Stage and goal Common options Notes
Early, pre-collapse: protect joint surface Activity changes, weight-bearing limits, pain control Imaging often guides how strict load limits should be
Early, pre-collapse: preserve bone Core decompression (selected cases) Best fit depends on lesion size, location, and joint
Mid-stage: manage symptoms, slow damage Targeted rehab, mobility aids, staged surgical planning Gait work can reduce overload on other joints
Post-collapse: restore function Joint replacement (often hip), other reconstructive options Site-specific decision; recovery plans may change with multi-site disease
Multi-site pain: keep rehab realistic Sequenced treatment and adaptive equipment Crutches or walkers may be hard with shoulder pain
Ongoing risk factor present: reduce new-site risk Medical review of steroids, alcohol reduction, condition control Work with your care team to adjust what can be adjusted

How to talk about “spread” at your next appointment

If you use the word “spread,” you might get a fast correction that feels dismissive. You can keep it clear with a simple script:

  • “My diagnosed site is X. Pain in that site has changed like this…”
  • “I now have pain in Y joint that started on this date…”
  • “My risk history includes steroids/alcohol/trauma/blood disorder…”
  • “Do my symptoms point to a second site, or a gait issue?”
  • “If imaging is needed, which joint should be imaged first, and why?”
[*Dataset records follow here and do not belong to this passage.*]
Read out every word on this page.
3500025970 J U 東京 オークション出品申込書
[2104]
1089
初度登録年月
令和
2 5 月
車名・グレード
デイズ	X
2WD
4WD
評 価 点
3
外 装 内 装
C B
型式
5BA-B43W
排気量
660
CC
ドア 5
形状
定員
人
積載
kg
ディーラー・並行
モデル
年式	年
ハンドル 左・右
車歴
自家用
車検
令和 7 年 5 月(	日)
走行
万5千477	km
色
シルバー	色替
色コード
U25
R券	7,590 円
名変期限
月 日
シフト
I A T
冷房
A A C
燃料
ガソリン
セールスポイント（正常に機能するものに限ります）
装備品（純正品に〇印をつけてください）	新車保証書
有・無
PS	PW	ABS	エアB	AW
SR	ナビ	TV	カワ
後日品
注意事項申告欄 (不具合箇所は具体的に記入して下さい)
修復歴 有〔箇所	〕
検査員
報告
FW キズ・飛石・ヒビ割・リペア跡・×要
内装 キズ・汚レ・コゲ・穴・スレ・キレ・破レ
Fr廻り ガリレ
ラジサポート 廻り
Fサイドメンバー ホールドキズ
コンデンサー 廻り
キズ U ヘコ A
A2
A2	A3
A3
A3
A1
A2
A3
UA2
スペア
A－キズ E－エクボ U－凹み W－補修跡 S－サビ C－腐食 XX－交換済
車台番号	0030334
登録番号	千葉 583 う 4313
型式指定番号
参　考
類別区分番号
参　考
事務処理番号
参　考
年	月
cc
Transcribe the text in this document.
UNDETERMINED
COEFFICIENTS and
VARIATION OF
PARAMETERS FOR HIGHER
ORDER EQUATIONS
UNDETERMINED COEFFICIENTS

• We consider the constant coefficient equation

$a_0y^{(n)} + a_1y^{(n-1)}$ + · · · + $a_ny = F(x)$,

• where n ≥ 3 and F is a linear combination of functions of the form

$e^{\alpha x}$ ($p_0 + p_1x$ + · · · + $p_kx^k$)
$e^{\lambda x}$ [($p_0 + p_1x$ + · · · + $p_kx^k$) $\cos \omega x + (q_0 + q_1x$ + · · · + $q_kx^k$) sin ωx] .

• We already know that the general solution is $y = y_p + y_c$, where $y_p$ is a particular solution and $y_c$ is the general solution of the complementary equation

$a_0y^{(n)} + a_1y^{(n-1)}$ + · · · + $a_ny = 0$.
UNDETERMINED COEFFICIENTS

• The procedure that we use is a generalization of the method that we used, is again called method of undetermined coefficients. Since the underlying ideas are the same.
This keeps the conversation practical. It also helps your clinician separate progression at the known site from a second site, and from plain mechanical strain.

Takeaways you can use today

AVN doesn’t spread like an infection and it doesn’t pass from person to person. Each site starts with reduced blood flow in that specific area. Still, AVN can appear in more than one joint over time, especially when a systemic driver is still present.

If your pain has changed or a new joint hurts in a deep, persistent way, don’t guess. Track symptoms briefly, then get evaluated. Early detection with the right imaging can shape options and timing.